The ulcer gnawing at the pit of every doctor's stomach is, "What if I miss something serious?" Patients, of course, have a parallel thought process going on. Before they even get to the doctors' office, they've thought about the symptoms that ail them, considered the cause, and probably searched the web for answers. There are now dozens of so-called symptom checkers on the Internet that allow you to enter your symptoms and come up with your own differential diagnosis. But are they accurate?

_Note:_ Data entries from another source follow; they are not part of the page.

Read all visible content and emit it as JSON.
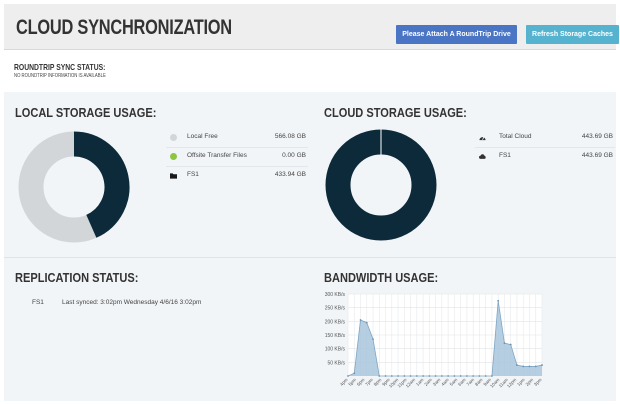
{
  "header": {
    "title": "CLOUD SYNCHRONIZATION",
    "attach_button": "Please Attach A RoundTrip Drive",
    "refresh_button": "Refresh Storage Caches"
  },
  "roundtrip": {
    "title": "ROUNDTRIP SYNC STATUS:",
    "status": "NO ROUNDTRIP INFORMATION IS AVAILABLE"
  },
  "colors": {
    "dark": "#0d2a3a",
    "light_gray": "#d3d6d9",
    "offsite_green": "#8dc63f",
    "attach_blue": "#4a74c4",
    "refresh_cyan": "#55b3d0",
    "chart_fill": "#a9c6dc"
  },
  "local_storage": {
    "title": "LOCAL STORAGE USAGE:",
    "items": [
      {
        "label": "Local Free",
        "value": "566.08 GB",
        "icon": "gray-dot-icon",
        "gb": 566.08
      },
      {
        "label": "Offsite Transfer Files",
        "value": "0.00 GB",
        "icon": "green-dot-icon",
        "gb": 0.0
      },
      {
        "label": "FS1",
        "value": "433.94 GB",
        "icon": "folder-icon",
        "gb": 433.94
      }
    ]
  },
  "cloud_storage": {
    "title": "CLOUD STORAGE USAGE:",
    "items": [
      {
        "label": "Total Cloud",
        "value": "443.69 GB",
        "icon": "gauge-icon"
      },
      {
        "label": "FS1",
        "value": "443.69 GB",
        "icon": "cloud-icon"
      }
    ]
  },
  "replication": {
    "title": "REPLICATION STATUS:",
    "items": [
      {
        "name": "FS1",
        "status": "Last synced: 3:02pm Wednesday 4/6/16 3:02pm"
      }
    ]
  },
  "bandwidth": {
    "title": "BANDWIDTH USAGE:"
  },
  "chart_data": {
    "type": "area",
    "title": "BANDWIDTH USAGE:",
    "ylim": [
      0,
      300
    ],
    "y_ticks": [
      "300 KB/s",
      "250 KB/s",
      "200 KB/s",
      "150 KB/s",
      "100 KB/s",
      "50 KB/s"
    ],
    "y_tick_values": [
      300,
      250,
      200,
      150,
      100,
      50
    ],
    "x": [
      "4pm",
      "5pm",
      "6pm",
      "7pm",
      "8pm",
      "9pm",
      "10pm",
      "11pm",
      "12am",
      "1am",
      "2am",
      "3am",
      "4am",
      "5am",
      "6am",
      "7am",
      "8am",
      "9am",
      "10am",
      "11am",
      "12pm",
      "1pm",
      "2pm",
      "3pm"
    ],
    "series": [
      {
        "values": [
          0,
          10,
          205,
          195,
          135,
          0,
          0,
          0,
          0,
          0,
          0,
          0,
          0,
          0,
          0,
          0,
          0,
          0,
          0,
          0,
          0,
          0,
          0,
          0,
          275,
          120,
          115,
          40,
          35,
          35,
          35,
          40
        ]
      }
    ],
    "grid": true
  }
}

A group of researchers in Boston set out to find out. Using 45 case vignettes in a medical school curriculum, they entered the presenting symptoms into 23 different online checkers. One-third of the programs got the correct diagnosis on the nose. When looking at the differential diagnosis, 58 percent of the programs had the right ones listed in their top 20 possibilities.
Much of the media coverage of this study focused on how lousy these symptom checkers are. But Ateev Mehrotra, the lead author on the study, made a different observation. "It made me realise just how hard this task is. What we are asking symptom checkers to do is an extremely difficult task," he said.
His words make me reflect on my overwhelming day in clinic. Each patient presented a wide chasm of possibilities that could be nothing, or something, or something horrible. Was the patient with no energy just not getting enough sleep? Or was she anemic, hypothyroid, depressed or suffering from pancreatic cancer?
General practitioners face the biggest challenges because the diagnostic field is so wide open. We all want to get it right, but don't want to over-order tests that can be harmful (and expensive). And we do, on average, get it mostly right.
Doctors' diagnostic accuracy is estimated to be in the range of 80 to 90 per cent. That implies a 10 to 20 percent error rate, but on days when it feels like you are being pelted with diagnostic possibilities and that you have only minutes to make those decisions, 80 to 90 per cent is a comforting percentage.